“Welcome to the family Madrigal!”

Family plays a central role in the life of Mirabel in Disney’s latest hit movie “Encanto.” The film features the multigenerational Madrigal family, who live together in an enchanted casita in Colombia. For Mirabel, enduring family ties are both an asset and a source of stress throughout the movie.

If “Encanto” had been set in the modern-day United States, would we see Mirabel, a Latina youth, show such strong connections to her family? Prior research indicates American teenagers who are Mirabel’s age begin to pull away from family as they spend more time alone, with peers, and away from home.

But new research from BYU professor of family life Jocelyn Wikle and University of California, Santa Barbara professor Elizabeth Ackert suggests that Mirabel would have a strong family connection even if she lived in the U.S.

“One core Latin American cultural value is familismo; the idea that dedication and loyalty to family should be a top priority for each family member. We see that play out in the movie and in our research. Latino teens spend more time each day with parents and siblings than teens from other racial or ethnic groups spend with their family members,” said Wikle. “Just like Mirabel, we find that family is a major part of life for Latino girls in the U.S.”

The study, which was published in the Journal of Marriage and Family, explored the amount of time Latino youth ages 15-18 in the U.S. spent with family members and compared results to those of teenagers in other ethnic groups in the same study. The results indicate that Latino youth spend significantly more time with family than teens from other ethnic groups spend with their families.

“Latino youth spent about 163 minutes per day with a parent,” noted Wikle. “This is higher than teens in other ethnic groups. Time spent with siblings was also higher for Latino youth.”

The researchers say these findings have important implications for understanding family dynamics among Latino youth. In “Encanto,” many young female characters struggle to flourish amid pressure (“like a drip, drip, drip that will never stop”) to meet family expectations. Today’s Latino youth may face similar internal challenges.

“To address struggles of tension in family expectations, parents should try and foster open communication to build understanding and resolve stress on children,” said Wikle.

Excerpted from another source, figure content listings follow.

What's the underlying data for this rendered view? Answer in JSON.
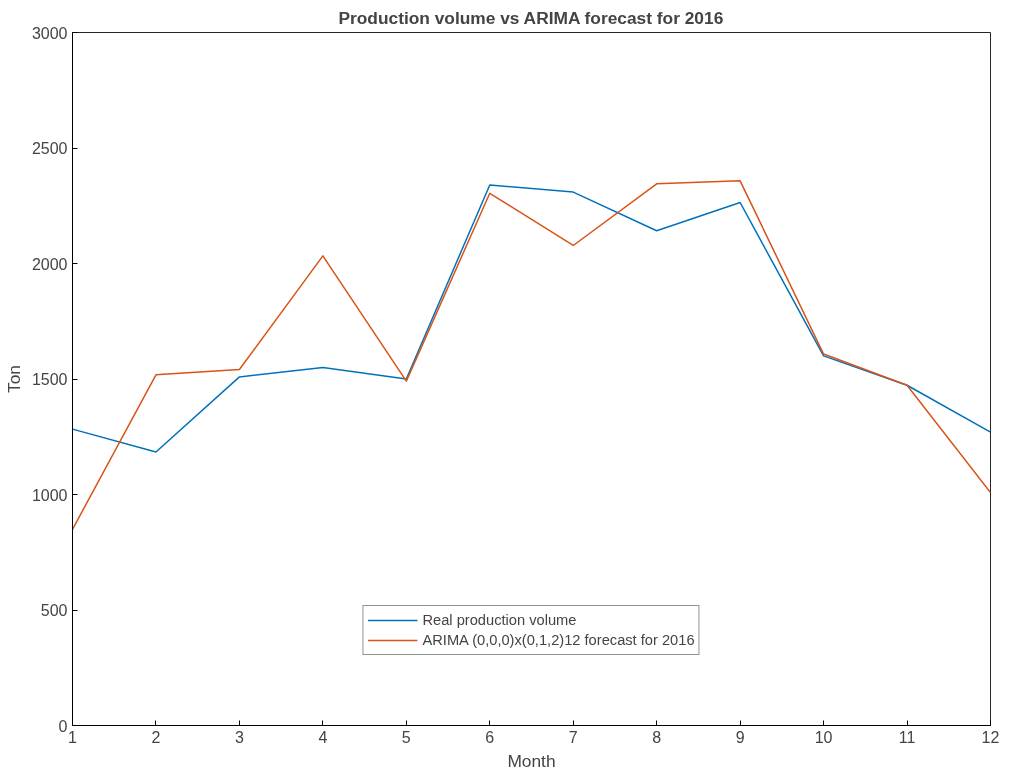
{
  "chart_data": {
    "type": "line",
    "title": "Production volume vs ARIMA forecast for 2016",
    "xlabel": "Month",
    "ylabel": "Ton",
    "x": [
      1,
      2,
      3,
      4,
      5,
      6,
      7,
      8,
      9,
      10,
      11,
      12
    ],
    "series": [
      {
        "name": "Real production volume",
        "color": "#0072bd",
        "values": [
          1283,
          1184,
          1509,
          1550,
          1500,
          2340,
          2309,
          2142,
          2264,
          1600,
          1473,
          1270
        ]
      },
      {
        "name": "ARIMA (0,0,0)x(0,1,2)12 forecast for 2016",
        "color": "#d95319",
        "values": [
          849,
          1518,
          1541,
          2033,
          1491,
          2304,
          2078,
          2345,
          2358,
          1608,
          1473,
          1008
        ]
      }
    ],
    "xlim": [
      1,
      12
    ],
    "xticks": [
      1,
      2,
      3,
      4,
      5,
      6,
      7,
      8,
      9,
      10,
      11,
      12
    ],
    "ylim": [
      0,
      3000
    ],
    "yticks": [
      0,
      500,
      1000,
      1500,
      2000,
      2500,
      3000
    ],
    "grid": false,
    "legend": "bottom",
    "marker": "none",
    "line_style": "solid"
  }
}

In other words, families should “talk about Bruno.”

The research validates the importance of family and the role it plays in helping members find a sense of belonging. Families with strong connections generally have lower family conflict and lower adolescent-parent conflict (“free hugs; bring it in, bring it in”).

“The movie “Encanto” creates an opportunity for parents of teenagers to recognize and address difficulties faced by teenagers in families while celebrating the value teenagers bring to families.”